Kato Kayoko, Silva Manori J, Brock John W, Reidy John A, Malek Nicole A, Hodge Carolyn C, Nakazawa Hiroyuki, Needham Larry L, Barr Dana B
Division of Laboratory Sciences, National Center for Environmental Health, Centers for Disease Control and Prevention, Atlanta, GA 30341, USA.
J Anal Toxicol. 2003 Jul-Aug;27(5):284-9. doi: 10.1093/jat/27.5.284.
We developed a highly sensitive method for the quantitative detection of nine phthalate ester metabolites in human serum. This method requires denaturation of the serum enzymes immediately after blood collection to avoid the hydrolysis of the contaminant diester parent compounds introduced during blood collection and storage. Before analysis, the samples were subjected to an enzymatic deconjugation to hydrolyze the glucuronidated phthalate monoesters and a solid-phase extraction to isolate the monoesters from other serum components. The extracts were analyzed using reversed-phase high-performance liquid chromatography-electrospray ionization-tandem mass spectrometry. The limits of detection of all nine phthalate monoesters in serum were in the low nanogram-per-milliliter range (0.6-1.3 ng/mL). Stable isotope-labeled internal standards for all analytes were used to improve precision and for recovery corrections. This highly selective method permits the analysis of phthalate monoesters without interferences resulting from the hydrolysis of the ubiquitous contaminant phthalate diesters by serum enzymes. In addition, it allows the direct measurement of the active phthalate monoester metabolites reportedly responsible for the reproductive and developmental toxicity of certain phthalates.

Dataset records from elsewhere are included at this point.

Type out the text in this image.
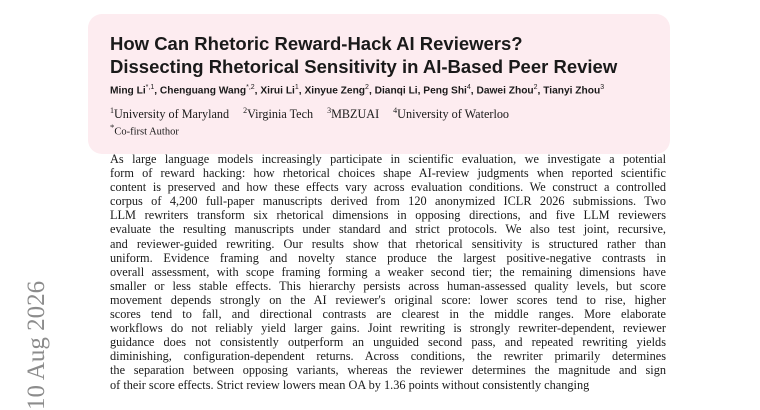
10 Aug 2026
How Can Rhetoric Reward-Hack AI Reviewers?
Dissecting Rhetorical Sensitivity in AI-Based Peer Review
Ming $Li^{*,1}$, Chenguang Wang$^{*,2}$, Xirui Li$^1$, Xinyue Zeng$^2$, Dianqi Li, Peng Shi$^4$, Dawei Zhou$^2$, Tianyi Zhou$^3$
$^1$University of Maryland $^2$Virginia Tech $^3$MBZUAI $^4$University of Waterloo
*Co-first Author
As large language models increasingly participate in scientific evaluation, we investigate a potential
form of reward hacking: how rhetorical choices shape AI-review judgments when reported scientific
content is preserved and how these effects vary across evaluation conditions. We construct a controlled
corpus of 4,200 full-paper manuscripts derived from 120 anonymized ICLR 2026 submissions. Two
LLM rewriters transform six rhetorical dimensions in opposing directions, and five LLM reviewers
evaluate the resulting manuscripts under standard and strict protocols. We also test joint, recursive,
and reviewer-guided rewriting. Our results show that rhetorical sensitivity is structured rather than
uniform. Evidence framing and novelty stance produce the largest positive-negative contrasts in
overall assessment, with scope framing forming a weaker second tier; the remaining dimensions have
smaller or less stable effects. This hierarchy persists across human-assessed quality levels, but score
movement depends strongly on the AI reviewer's original score: lower scores tend to rise, higher
scores tend to fall, and directional contrasts are clearest in the middle ranges. More elaborate
workflows do not reliably yield larger gains. Joint rewriting is strongly rewriter-dependent, reviewer
guidance does not consistently outperform an unguided second pass, and repeated rewriting yields
diminishing, configuration-dependent returns. Across conditions, the rewriter primarily determines
the separation between opposing variants, whereas the reviewer determines the magnitude and sign
of their score effects. Strict review lowers mean OA by 1.36 points without consistently changing
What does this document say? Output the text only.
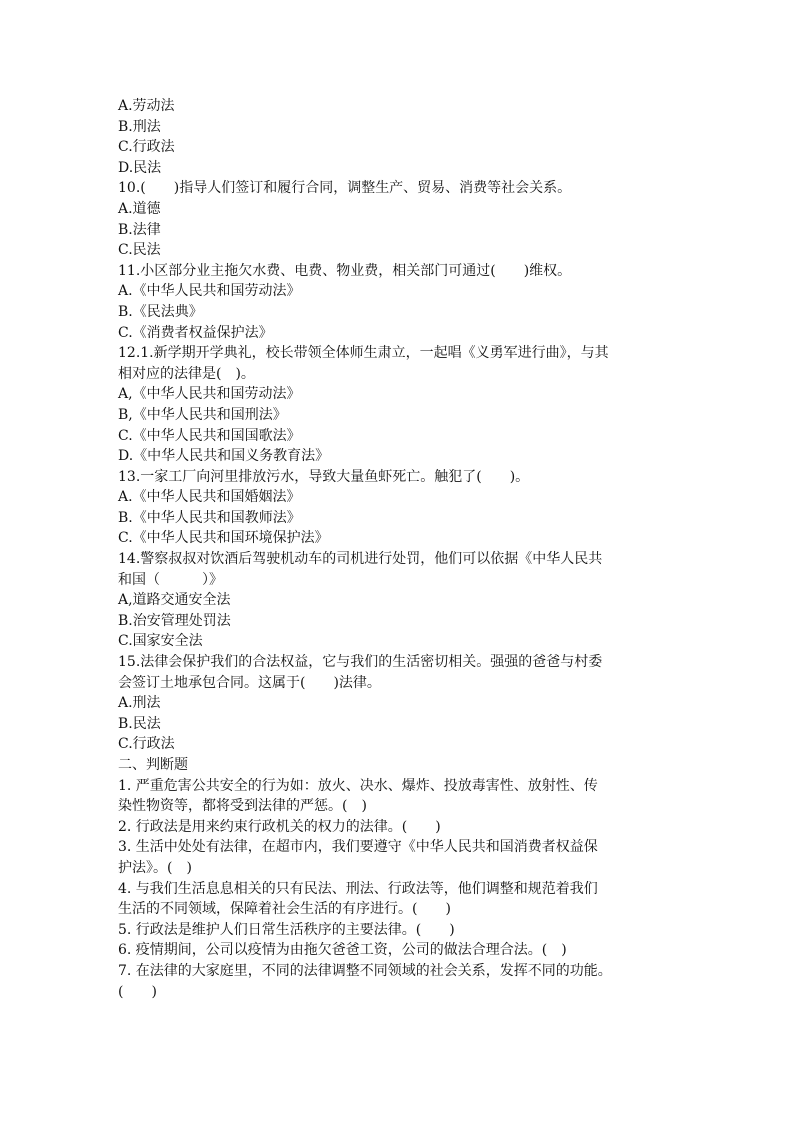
A.劳动法
B.刑法
C.行政法
D.民法
10.(　　)指导人们签订和履行合同，调整生产、贸易、消费等社会关系。
A.道德
B.法律
C.民法
11.小区部分业主拖欠水费、电费、物业费，相关部门可通过(　　)维权。
A.《中华人民共和国劳动法》
B.《民法典》
C.《消费者权益保护法》
12.1.新学期开学典礼，校长带领全体师生肃立，一起唱《义勇军进行曲》，与其
相对应的法律是(　)。
A,《中华人民共和国劳动法》
B,《中华人民共和国刑法》
C.《中华人民共和国国歌法》
D.《中华人民共和国义务教育法》
13.一家工厂向河里排放污水，导致大量鱼虾死亡。触犯了(　　)。
A.《中华人民共和国婚姻法》
B.《中华人民共和国教师法》
C.《中华人民共和国环境保护法》
14.警察叔叔对饮酒后驾驶机动车的司机进行处罚，他们可以依据《中华人民共
和国（　　　）》
A,道路交通安全法
B.治安管理处罚法
C.国家安全法
15.法律会保护我们的合法权益，它与我们的生活密切相关。强强的爸爸与村委
会签订土地承包合同。这属于(　　)法律。
A.刑法
B.民法
C.行政法
二、判断题
1. 严重危害公共安全的行为如：放火、决水、爆炸、投放毒害性、放射性、传
染性物资等，都将受到法律的严惩。(　)
2. 行政法是用来约束行政机关的权力的法律。(　　)
3. 生活中处处有法律，在超市内，我们要遵守《中华人民共和国消费者权益保
护法》。(　)
4. 与我们生活息息相关的只有民法、刑法、行政法等，他们调整和规范着我们
生活的不同领域，保障着社会生活的有序进行。(　　)
5. 行政法是维护人们日常生活秩序的主要法律。(　　)
6. 疫情期间，公司以疫情为由拖欠爸爸工资，公司的做法合理合法。(　)
7. 在法律的大家庭里，不同的法律调整不同领域的社会关系，发挥不同的功能。
(　　)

我们开发了一种高灵敏度方法,用于定量检测人血清中的九种邻苯二甲酸酯代谢物。该方法要求在采血后立即使血清酶变性,以避免水解采血和储存过程中引入的污染物二酯母体化合物。分析前,对样品进行酶解结合以水解葡萄糖醛酸化的邻苯二甲酸单酯,并进行固相萃取以从其他血清成分中分离单酯。提取物采用反相高效液相色谱-电喷雾电离-串联质谱进行分析。血清中所有九种邻苯二甲酸单酯的检测限均在低纳克/毫升范围内(0.6-1.3 ng/mL)。使用所有分析物的稳定同位素标记内标来提高精密度并进行回收率校正。这种高选择性方法允许分析邻苯二甲酸单酯,而不会受到血清酶水解普遍存在的污染物邻苯二甲酸二酯所产生的干扰。此外,它还允许直接测量据报道对某些邻苯二甲酸酯的生殖和发育毒性负责的活性邻苯二甲酸单酯代谢物。